Maria A. Gandolfo, Kevin C. Nixon, William L. Crepet
Annals of the Missouri Botanical Garden 95 (1), 34-42, (11 March 2008) https://doi.org/10.3417/2007064
KEYWORDS: age, calibration point, fossils, geology, identification, molecular clock, preservation, sampling
In the past decade, there has been a rise in interest in the plant fossil record. Fossils potentially provide information for assessing homology and evolutionary change (e.g., the popular missing link phenomenon), character evidence that affects phylogenetic conclusions and, thus, our understanding of modern relationships, evidence of past distributions that can aid in understanding biogeographic histories, and estimates of minimum ages of the clades to which they belong. Recently, many molecular biologists have used fossils in their analyses as a way of providing a calibration point for evolutionary models used to approximate ages for the nodes of phylogenetic trees. However, there has been little, if any, discussion of the criteria by which calibration fossils can be selected for these studies.
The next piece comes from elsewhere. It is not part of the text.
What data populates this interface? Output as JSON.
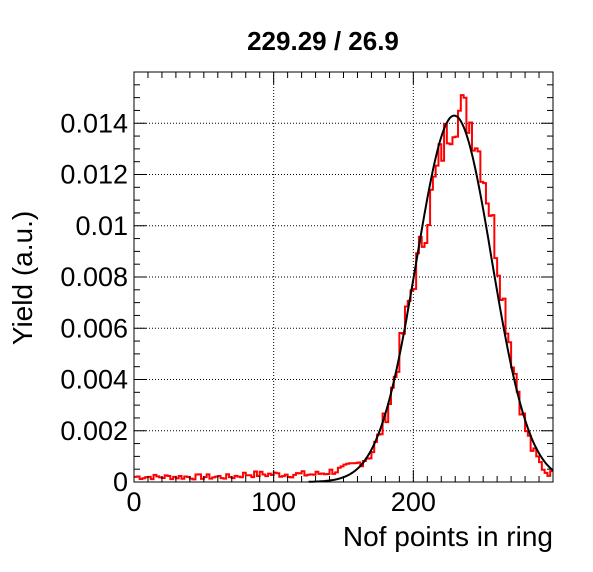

When considering the use of a fossil as a calibration point, it is critical to take into account the quality of preservation, the method and details of identification (reliability of the taxonomic placement), and the accuracy of the published age. Here, we provide basic criteria for the use of fossils to calibrate molecular evolutionary models. These approaches not only provide better primary estimates for ages of clades, but also provide more reliable sources for those molecular biologists wishing to clean up their molecular clocks.